If not the Lords, there is still a need for a second chamber to review and revise the laws passed often in haste by the more powerful, partisan and democratically accountable lower house. The other advanced western democracies in the G7 have bicameral systems too. But it is more than a century since the Americans introduced popular elections for the US Senate. And if Britain is becoming more like Italy, as The Economist recently bemoaned, the Italians have at least recently carried out radical surgery to make their upper house smaller and more accountable.
Almost all – 99% – of readers backed a straw poll in The Times for Lords reform. Everyone seems to think the game is up, yet somehow it never is. When I gave a talk to a group of Tory peers a few years ago, the most pressing concern was what sort of redundancy pay-off they would get. Other parties including Labour and the Liberal Democrats are theoretically committed to getting rid of the Lords in its present form, though this has not stopped their adherents scrambling for peerages. Norman Fowler, a former Lords speaker, points out that peers have already backed a proposal by Lord Burns for a 500 hundred strong senate, elected on a regional basis with a further 100 chosen by an appointments commission because of their “distinction”.
I’ve already argued against patronage and peerages for “distinction”. Direct election would inevitably place the Lords in competition with MPs. But so would the suggestion from Lord Salisbury, who crafted the compromise with New Labour which wittily left the hereditaries the only elected members of the Lords, albeit by only their peers. He has floated the idea of co-opting members from regional assemblies and parliaments.

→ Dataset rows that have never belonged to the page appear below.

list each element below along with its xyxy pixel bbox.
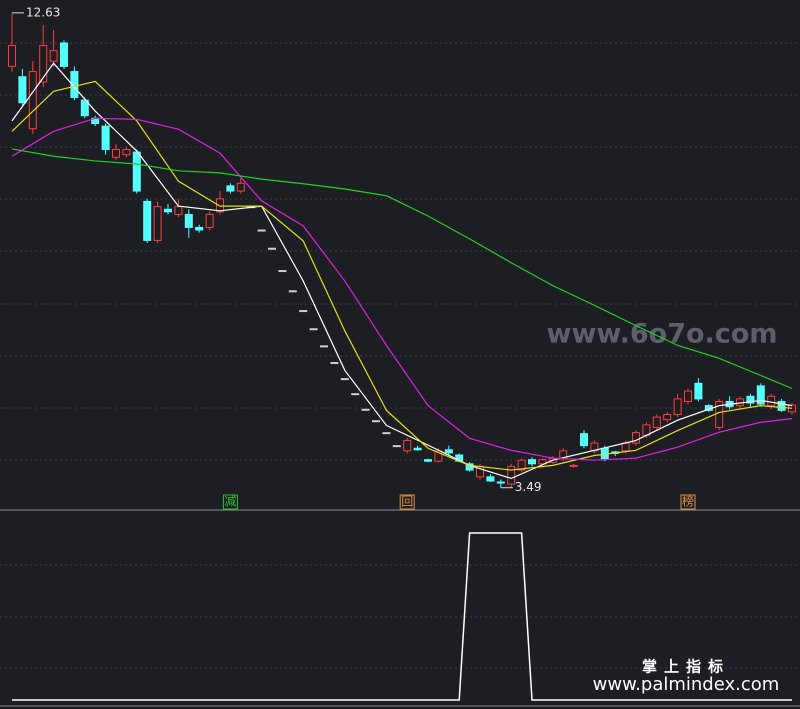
signal-box xyxy=(680,494,696,510)
candle-body xyxy=(70,71,79,99)
ma-line xyxy=(11,80,793,471)
candle-body xyxy=(621,442,630,452)
candle-body xyxy=(351,393,360,396)
candle-body xyxy=(569,464,578,467)
candle-body xyxy=(652,416,661,428)
candle-body xyxy=(80,99,89,117)
candle-body xyxy=(673,398,682,415)
candle-body xyxy=(309,328,318,331)
candle-body xyxy=(28,71,37,130)
candle-body xyxy=(392,445,401,448)
ma-line xyxy=(11,62,793,480)
candle-body xyxy=(746,395,755,404)
candle-body xyxy=(777,400,786,411)
candle-body xyxy=(330,362,339,365)
candle-body xyxy=(684,390,692,402)
candle-body xyxy=(143,200,152,241)
candle-body xyxy=(694,382,703,400)
candle-body xyxy=(528,459,536,465)
candle-body xyxy=(756,385,765,405)
candle-body xyxy=(205,213,214,228)
ma-line xyxy=(11,148,793,390)
candle-body xyxy=(164,208,172,213)
candle-body xyxy=(236,182,245,192)
ma-line xyxy=(11,117,793,461)
candle-body xyxy=(195,226,204,231)
candle-body xyxy=(299,310,308,313)
watermark: www.6o7o.com xyxy=(547,319,778,350)
candle-body xyxy=(663,413,672,421)
candle-body xyxy=(278,270,287,273)
signal-box xyxy=(399,494,415,510)
signal: 回 xyxy=(401,495,413,509)
candle-body xyxy=(767,395,776,407)
watermark: www.palmindex.com xyxy=(593,674,780,695)
candle-body xyxy=(288,290,297,293)
candle-body xyxy=(8,45,16,67)
max-label: 12.63 xyxy=(26,5,60,19)
candle-body xyxy=(39,45,48,83)
candle-body xyxy=(226,185,235,192)
candle-body xyxy=(153,206,162,241)
indicator-line xyxy=(12,532,792,701)
signal: 减 xyxy=(224,495,236,509)
candle-body xyxy=(49,50,58,62)
candle-body xyxy=(216,198,224,213)
candle-body xyxy=(101,125,110,150)
candle-body xyxy=(486,476,495,482)
candle-body xyxy=(517,459,526,471)
candle-body xyxy=(174,206,183,215)
min-label: 3.49 xyxy=(515,480,542,494)
candle-body xyxy=(424,459,432,462)
candle-body xyxy=(184,213,193,228)
candle-body xyxy=(320,345,328,348)
candle-body xyxy=(361,408,370,411)
candle-body xyxy=(507,465,516,485)
candle-body xyxy=(444,449,453,454)
candle-body xyxy=(340,378,349,381)
watermark: 掌上指标 xyxy=(642,658,730,676)
signal-box xyxy=(222,494,238,510)
candle-body xyxy=(538,459,547,465)
candle-body xyxy=(372,420,380,423)
candle-body xyxy=(413,447,422,451)
candle-body xyxy=(257,229,266,232)
candle-body xyxy=(60,42,68,67)
candle-body xyxy=(580,433,588,447)
candle-body xyxy=(112,148,120,158)
candle-body xyxy=(403,439,412,452)
candle-body xyxy=(122,148,131,156)
candle-body xyxy=(632,432,640,444)
candle-body xyxy=(268,247,276,250)
candle-body xyxy=(382,432,391,435)
candle-body xyxy=(18,76,27,104)
candle-body xyxy=(496,481,505,484)
signal: 榜 xyxy=(682,494,694,509)
candle-body xyxy=(132,151,141,192)
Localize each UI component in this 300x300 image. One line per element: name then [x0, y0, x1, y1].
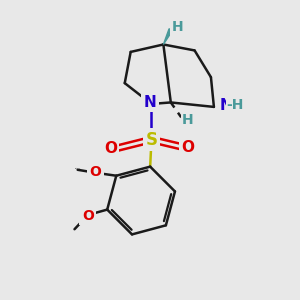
Text: H: H	[172, 20, 183, 34]
Text: S: S	[146, 130, 158, 148]
Text: -H: -H	[226, 98, 244, 112]
Text: O: O	[104, 141, 117, 156]
Text: H: H	[182, 113, 194, 127]
Text: N: N	[219, 98, 232, 113]
Text: O: O	[82, 209, 94, 223]
Text: O: O	[89, 165, 101, 179]
Text: O: O	[182, 140, 194, 154]
Text: N: N	[144, 95, 156, 110]
Text: methoxy: methoxy	[75, 168, 81, 169]
Polygon shape	[164, 29, 172, 44]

My own proposal would be to have a body of no more than 300, appointed from party lists on the basis of national percentage share of votes at general elections. To provide stability outside the Commons’ electoral turnover, only one third of the seats would be replaced at each election and each member would serve a single term of three electoral cycles. This would be for a maximum of 15 years, and should act as a disincentive for the ruling party to call early polls. Pay would be similar to an MP’s and those put into the job would most likely be diligent political servants, like the drudges currently quietly appointed alongside the cronies because someone has to do the work.
If Rishi Sunak really wants to restore “integrity, professionalism and integrity at every level of government”, he should block any resignation honours from Johnson and Truss and foreswear any future use of patronage himself. He will not because the Conservative party wants the money – £3m of donations is reported to be the going rate for a baronage. The other parties aren’t much better. They should each commit to radical reform of the Lords in their next manifestos. Such constitutional reform may be drudgery or of little interest to voters, but it is also essential to stop the fabric of fairness, accountability and justice in our democracy from rotting away.